The Ulster Farmers’ Union featured the father and son’s heart-breaking story in a video posted on its Facebook page.
The six-minute film has been viewed more than 105,000 times and it has received 1,500 reactions and more than 200 comments.
In the video, the son describes how the family farm has been running for generations, but it now looks very different, with “empty fields, empty sheds and all the cows have gone”.
“The cows were our livelihood. They were almost treated like pets. Here, anything they needed, they got,” the farmer said. “We had to look after them because they were our business and they looked after us.”
The evening before the cows were taken away, the dairy farmer explains how he was at home with his five-year-old son when he asked about the cows.
“He always wants to know the whereabouts of the cows and he asked what field are the cows going to tomorrow?” explains the farmer.
Holding back tears, he says: “It would absolutely break him to tell him you are putting the cows on a lorry, sending them away for slaughter.
“TB needs to be sorted once and for all.”
Cows removed
The video then shows some of the cows being loaded on to a cattle lorry to be taken for slaughter.
The father explains how cows have been bred for the farm’s grass-based system since the late 1970s. “There’s cow families, three and four half-sisters all went on the lorry at the one time,” he says.
“At the last take, there were five sets of mother and daughter. One cow with her granddaughter and daughter on the lorry at the one time.
“To see in-calf heifers two or three months from calving going on the lorry in December wasn’t simple. They were spare heifers most years.”

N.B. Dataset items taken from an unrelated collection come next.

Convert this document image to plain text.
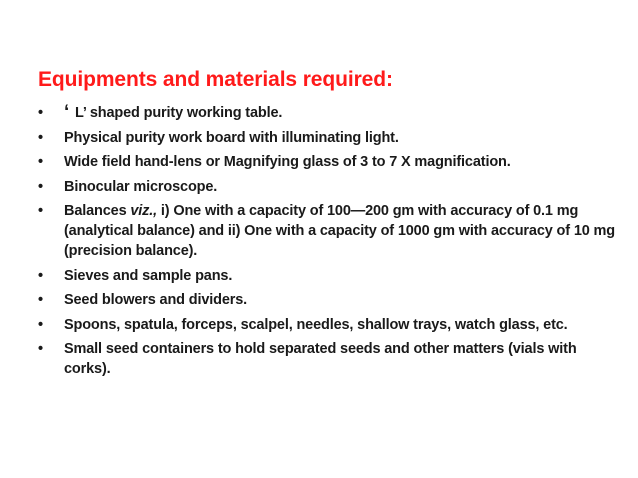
Equipments and materials required:
• ‘ L’ shaped purity working table.
• Physical purity work board with illuminating light.
• Wide field hand-lens or Magnifying glass of 3 to 7 X magnification.
• Binocular microscope.
• Balances viz., i) One with a capacity of 100—200 gm with accuracy of 0.1 mg (analytical balance) and ii) One with a capacity of 1000 gm with accuracy of 10 mg (precision balance).
• Sieves and sample pans.
• Seed blowers and dividers.
• Spoons, spatula, forceps, scalpel, needles, shallow trays, watch glass, etc.
• Small seed containers to hold separated seeds and other matters (vials with corks).
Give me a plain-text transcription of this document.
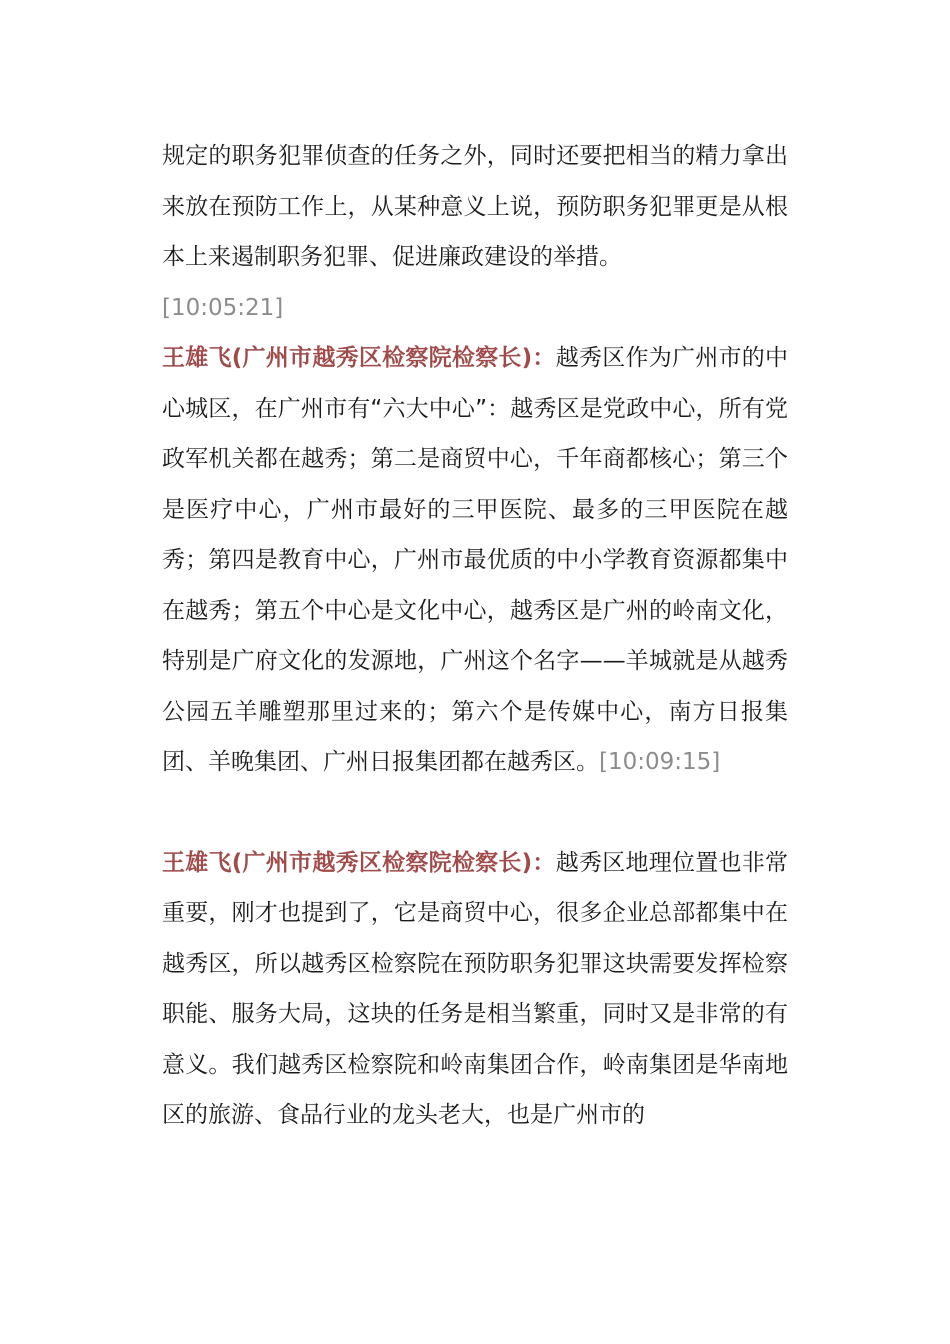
规定的职务犯罪侦查的任务之外，同时还要把相当的精力拿出来放在预防工作上，从某种意义上说，预防职务犯罪更是从根本上来遏制职务犯罪、促进廉政建设的举措。

[10:05:21]

王雄飞(广州市越秀区检察院检察长)：越秀区作为广州市的中心城区，在广州市有“六大中心”：越秀区是党政中心，所有党政军机关都在越秀；第二是商贸中心，千年商都核心；第三个是医疗中心，广州市最好的三甲医院、最多的三甲医院在越秀；第四是教育中心，广州市最优质的中小学教育资源都集中在越秀；第五个中心是文化中心，越秀区是广州的岭南文化，特别是广府文化的发源地，广州这个名字——羊城就是从越秀公园五羊雕塑那里过来的；第六个是传媒中心，南方日报集团、羊晚集团、广州日报集团都在越秀区。[10:09:15]

王雄飞(广州市越秀区检察院检察长)：越秀区地理位置也非常重要，刚才也提到了，它是商贸中心，很多企业总部都集中在越秀区，所以越秀区检察院在预防职务犯罪这块需要发挥检察职能、服务大局，这块的任务是相当繁重，同时又是非常的有意义。我们越秀区检察院和岭南集团合作，岭南集团是华南地区的旅游、食品行业的龙头老大，也是广州市的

He adds: “TB doesn’t respect which one you keep and which one goes. It was just heart-breaking to see those good heifers going away for slaughter, heavy in calf.
The farmer explains how the herd suffered another outbreak this year a fortnight to three weeks off calving and more cows had to go to slaughter because of TB.
“We have been working on this all my lifetime, and I have picked bulls for components, butterfat and protein,” he says.
“One cow went away doing 9,500 litres at 4.8% butterfat and 3.95% protein. Those kind of cows aren’t available out there for sale and they were working on grass and a grass-based system. The herd average was actually 8,000 litres at 4.4% butterfat and 3.5% protein.”
The son explains how the family has spent 40 years breeding the cows for milk quality and “the whole lot has just been wiped out”.
Loss of income
When the cows go down with TB, farmers only receive the market value for the livestock. There is no compensation from the government for loss of milk, or income – yet they still have a farm to manage.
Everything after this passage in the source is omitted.